Calculate computation resources, power consumption and subchannel resource allocation for all situations, and then do match making. Their conclusion:
Their algorithm (EERA - energy efficient resource allocation) is better than random resource allocation in terms of energy saving. (no shit Sherlock)
My insight from their paper:
Propose idea:
https://ieeexplore.ieee.org/document/9277773
Their scenario:
Useful/insight learn from them:
Proposed idea:
https://ieeexplore.ieee.org/document/8567678
Their idea:
Insight from them:
Previous proposal: 2 different methods Preemption or not is a big factor, need discusses
Note: For the sake of easy understanding. Client/node with letter (client A, node B) are entities that have already been matched, client/node with number (client 1, node 2) are entities that have not yet been matched or are going to be matched.
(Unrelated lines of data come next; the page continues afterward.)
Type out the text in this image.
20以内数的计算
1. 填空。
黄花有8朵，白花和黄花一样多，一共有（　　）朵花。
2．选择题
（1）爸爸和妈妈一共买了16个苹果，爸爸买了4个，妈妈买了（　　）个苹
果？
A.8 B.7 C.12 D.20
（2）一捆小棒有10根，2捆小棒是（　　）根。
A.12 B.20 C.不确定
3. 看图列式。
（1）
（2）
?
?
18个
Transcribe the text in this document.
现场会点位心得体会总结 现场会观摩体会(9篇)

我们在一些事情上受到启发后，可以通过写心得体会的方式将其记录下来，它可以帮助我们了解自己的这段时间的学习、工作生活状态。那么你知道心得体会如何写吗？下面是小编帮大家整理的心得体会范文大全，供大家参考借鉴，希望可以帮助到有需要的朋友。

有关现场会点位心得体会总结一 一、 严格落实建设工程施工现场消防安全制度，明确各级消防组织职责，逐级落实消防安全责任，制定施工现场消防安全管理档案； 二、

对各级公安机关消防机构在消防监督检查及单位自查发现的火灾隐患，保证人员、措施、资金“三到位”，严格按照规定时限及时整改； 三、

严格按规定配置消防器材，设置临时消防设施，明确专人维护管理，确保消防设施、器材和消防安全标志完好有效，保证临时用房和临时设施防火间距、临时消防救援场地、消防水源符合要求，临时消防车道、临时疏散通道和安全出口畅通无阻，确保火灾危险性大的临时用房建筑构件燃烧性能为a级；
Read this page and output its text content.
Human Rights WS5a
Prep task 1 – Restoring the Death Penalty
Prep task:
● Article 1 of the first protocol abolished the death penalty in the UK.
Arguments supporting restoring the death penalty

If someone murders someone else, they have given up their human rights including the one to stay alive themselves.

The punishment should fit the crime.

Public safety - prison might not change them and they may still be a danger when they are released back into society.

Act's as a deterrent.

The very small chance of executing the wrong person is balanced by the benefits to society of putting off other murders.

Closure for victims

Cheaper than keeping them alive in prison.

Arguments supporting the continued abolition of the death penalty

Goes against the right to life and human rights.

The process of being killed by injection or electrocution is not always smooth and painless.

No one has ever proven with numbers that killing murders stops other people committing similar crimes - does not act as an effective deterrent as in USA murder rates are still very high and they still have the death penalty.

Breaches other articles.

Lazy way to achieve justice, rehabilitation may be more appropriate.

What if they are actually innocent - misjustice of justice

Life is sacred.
Main idea: Each client/application will be divided into different classes. Respectively class 1 to 9, whereas class 9 is lowest and 1 is the highest priority. Fairly simple, nothing new or groundbreaking
Scenario: A situation where preemption happens: Client 1,2,3 want to match, no nodes have enough resource Preemption happens depending on the client's priority, more info in the algorithm part.
Use case: (or benefit, don’t mind the wording) Accommodate situations where we need to prioritize the importance/urgentness or task. Without this, the algorithm will always execute small clients to keep the utilization number high
Algorithm: Client 1 have lowest priority (9) -> no match, no preemption, not doing anything, return fail messaged, ignore this
Client 2 have higher priority (2 - 8)
Client 3 have highest priority (1)
How to decide which node to match:
Proposals
Both proposal 1 and 2 go through the same flow as below:
Attempt: match with the highest score node (node A)
Still researching for this, been reading papers for related idea but not going anywhere okay. Need discussion @alyhasansakr
Main idea: Adding another factor P (priority) when calculating score.
Scenario / use case:
Algorithm:
How to decide which node to assign:
Main idea: Client’s execution depends on other clients’ completion.
Old algorithm: Use the total of the whole group as required resources, and do match making New algorithm: Split the group and match making each element in group to nodes
_Definition: client1 and its dependency (client 1a,1b,1c) will be call Gclient1 (group client 1)
Scenario: Scenario where this can happen:
Client 1 needs client 1a, 1b, 1c to be complete before execution. Local execution won’t be able to pull it off, resource too expensive E.g: AR application, depend on several aspect, rendering, tracking, etc
Algorithm: When G_client1 want to matchmaking:
Access client1’s dependency (1a,1b,1c…) and try to do matchmaking for each of them (not simultaneously, but one after another) G_client1 will only be matched if all of its elements are successfully matched
Comparing factors/things: Comparing old algorithm with this dependency to see how often the G_clients are matched
Either extend the score-based algorithm (#63) or develop a new algorithm altogether.
Whichever way you choose, you must explain it in an abstract way first.
Write everything you try in this issue, even if it sounds stupid.
Then we discuss and decide which way to go, then you can start implementation.